Del mismo modo, “una vez más estos sacerdotes, religiosos y religiosas y laicos fueron conscientes de todo ello. En muchas ocasiones, habían nacido en esa misma tierra donde morían, por eso, conocían bien donde estaban, no eran ingenuos”. Así, “cuando todo aconsejaba callar, resguardarse en lugar seguro y no profesar la fe, no podían dejar de dar testimonio” (Papa Francisco, Budapest, 14 de septiembre de 2021).

“De África a América, de Asia a Europa, compartieron la vida cotidiana con los hermanos y hermanas que tenían cerca, con sus riesgos y temores, su violencia y sus privaciones, mostrando en pequeños gestos el testimonio cristiano cada día como semilla de esperanza”. “Párrocos asesinados en sus comunidades, en África y América, que animaban a los fieles a no someterse pasivamente al régimen delictivo, fueron torturados y secuestrados por delincuentes en busca de riquezas inexistentes, atraídos por el espejismo de redenciones fáciles o interesados en silenciar voces incómodas”.

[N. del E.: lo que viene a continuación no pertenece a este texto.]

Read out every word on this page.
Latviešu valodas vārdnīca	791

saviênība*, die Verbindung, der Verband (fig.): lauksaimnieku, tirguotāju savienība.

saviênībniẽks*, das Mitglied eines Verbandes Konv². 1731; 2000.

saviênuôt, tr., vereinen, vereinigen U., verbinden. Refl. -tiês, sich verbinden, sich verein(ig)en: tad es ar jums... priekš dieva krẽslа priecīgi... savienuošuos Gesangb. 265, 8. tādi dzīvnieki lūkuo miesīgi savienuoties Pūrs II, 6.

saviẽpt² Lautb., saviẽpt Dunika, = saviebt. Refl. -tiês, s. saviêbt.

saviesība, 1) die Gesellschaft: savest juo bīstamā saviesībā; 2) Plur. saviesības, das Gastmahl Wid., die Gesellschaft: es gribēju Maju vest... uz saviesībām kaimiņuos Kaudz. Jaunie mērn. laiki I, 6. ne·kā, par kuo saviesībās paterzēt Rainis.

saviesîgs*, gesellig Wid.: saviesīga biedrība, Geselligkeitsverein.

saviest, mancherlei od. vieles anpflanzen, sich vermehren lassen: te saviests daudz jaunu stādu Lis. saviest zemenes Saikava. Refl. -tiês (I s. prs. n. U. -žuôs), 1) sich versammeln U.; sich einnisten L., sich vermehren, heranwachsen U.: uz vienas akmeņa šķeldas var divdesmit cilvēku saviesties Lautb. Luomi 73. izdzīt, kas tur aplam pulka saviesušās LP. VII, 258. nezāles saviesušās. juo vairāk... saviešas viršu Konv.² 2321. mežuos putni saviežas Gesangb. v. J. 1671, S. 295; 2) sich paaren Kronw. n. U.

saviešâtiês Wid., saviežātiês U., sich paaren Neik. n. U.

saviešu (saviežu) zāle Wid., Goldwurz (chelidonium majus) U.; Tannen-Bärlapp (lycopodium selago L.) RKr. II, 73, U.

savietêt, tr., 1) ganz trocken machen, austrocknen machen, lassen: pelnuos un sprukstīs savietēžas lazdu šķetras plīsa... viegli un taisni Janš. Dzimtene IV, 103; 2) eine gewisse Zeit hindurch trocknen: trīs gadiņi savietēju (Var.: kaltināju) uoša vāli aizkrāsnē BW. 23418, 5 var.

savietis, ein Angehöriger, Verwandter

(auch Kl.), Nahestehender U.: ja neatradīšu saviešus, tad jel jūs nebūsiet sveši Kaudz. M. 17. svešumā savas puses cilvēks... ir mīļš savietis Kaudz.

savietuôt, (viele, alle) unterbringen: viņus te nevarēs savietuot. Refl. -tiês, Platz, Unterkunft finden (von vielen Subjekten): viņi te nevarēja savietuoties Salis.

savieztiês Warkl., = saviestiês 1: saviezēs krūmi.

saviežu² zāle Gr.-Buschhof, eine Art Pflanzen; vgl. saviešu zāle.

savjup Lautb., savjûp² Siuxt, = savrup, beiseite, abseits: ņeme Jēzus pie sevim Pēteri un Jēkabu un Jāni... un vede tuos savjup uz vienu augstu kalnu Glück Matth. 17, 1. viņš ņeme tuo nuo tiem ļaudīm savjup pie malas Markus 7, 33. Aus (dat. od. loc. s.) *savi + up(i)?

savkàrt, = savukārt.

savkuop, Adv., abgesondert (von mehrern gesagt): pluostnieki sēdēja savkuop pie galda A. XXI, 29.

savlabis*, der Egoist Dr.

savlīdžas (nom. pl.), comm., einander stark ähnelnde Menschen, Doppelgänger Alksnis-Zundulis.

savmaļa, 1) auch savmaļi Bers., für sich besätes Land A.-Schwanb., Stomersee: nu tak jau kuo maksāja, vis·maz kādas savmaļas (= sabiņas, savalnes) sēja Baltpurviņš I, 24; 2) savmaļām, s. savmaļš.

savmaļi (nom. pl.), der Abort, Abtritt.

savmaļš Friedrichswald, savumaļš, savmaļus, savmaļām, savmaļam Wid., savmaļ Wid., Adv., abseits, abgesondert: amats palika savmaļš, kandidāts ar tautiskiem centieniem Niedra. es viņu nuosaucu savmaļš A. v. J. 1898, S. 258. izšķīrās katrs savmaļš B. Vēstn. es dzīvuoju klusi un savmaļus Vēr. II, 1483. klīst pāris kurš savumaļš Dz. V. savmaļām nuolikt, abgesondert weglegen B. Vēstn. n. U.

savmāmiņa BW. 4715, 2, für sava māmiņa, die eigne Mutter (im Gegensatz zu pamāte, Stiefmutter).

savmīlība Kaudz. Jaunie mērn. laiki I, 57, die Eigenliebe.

En el medio también se pone de relieve “a los sacerdotes dedicados a obras sociales, como en Haití, asesinados para robarles lo necesario para realizar tales actividades, o incluso asesinados por aquellos a quienes ayudaban, como en Francia, o en Venezuela, donde un religioso fue asesinado por ladrones en la misma escuela donde enseñó a los jóvenes a construir un futuro. Monjas asesinadas a sangre fría en una emboscada por criminales en Sudán del Sur”.

Así como, “muchos laicos, cuyo número va en aumento: catequistas asesinados en enfrentamientos armados junto con las comunidades que animaban a Sudán del Sur; jóvenes asesinados por francotiradores mientras intentaban llevar ayuda a las personas desplazadas que huían de los enfrentamientos entre el ejército y las milicias en Myanmar; una misionera laica brutalmente asesinada para robarle un teléfono móvil en Perú; un joven que murió en un vehículo reventado por una mina en República Centroafricana; un catequista indígena, activista por los derechos humanos, asesinado en México”. Todos ellos “’no pudieron dejar de dar testimonio’ con la fuerza de su vida entregada por amor, luchando todos los días, pacíficamente, contra la prepotencia, la violencia y la guerra”.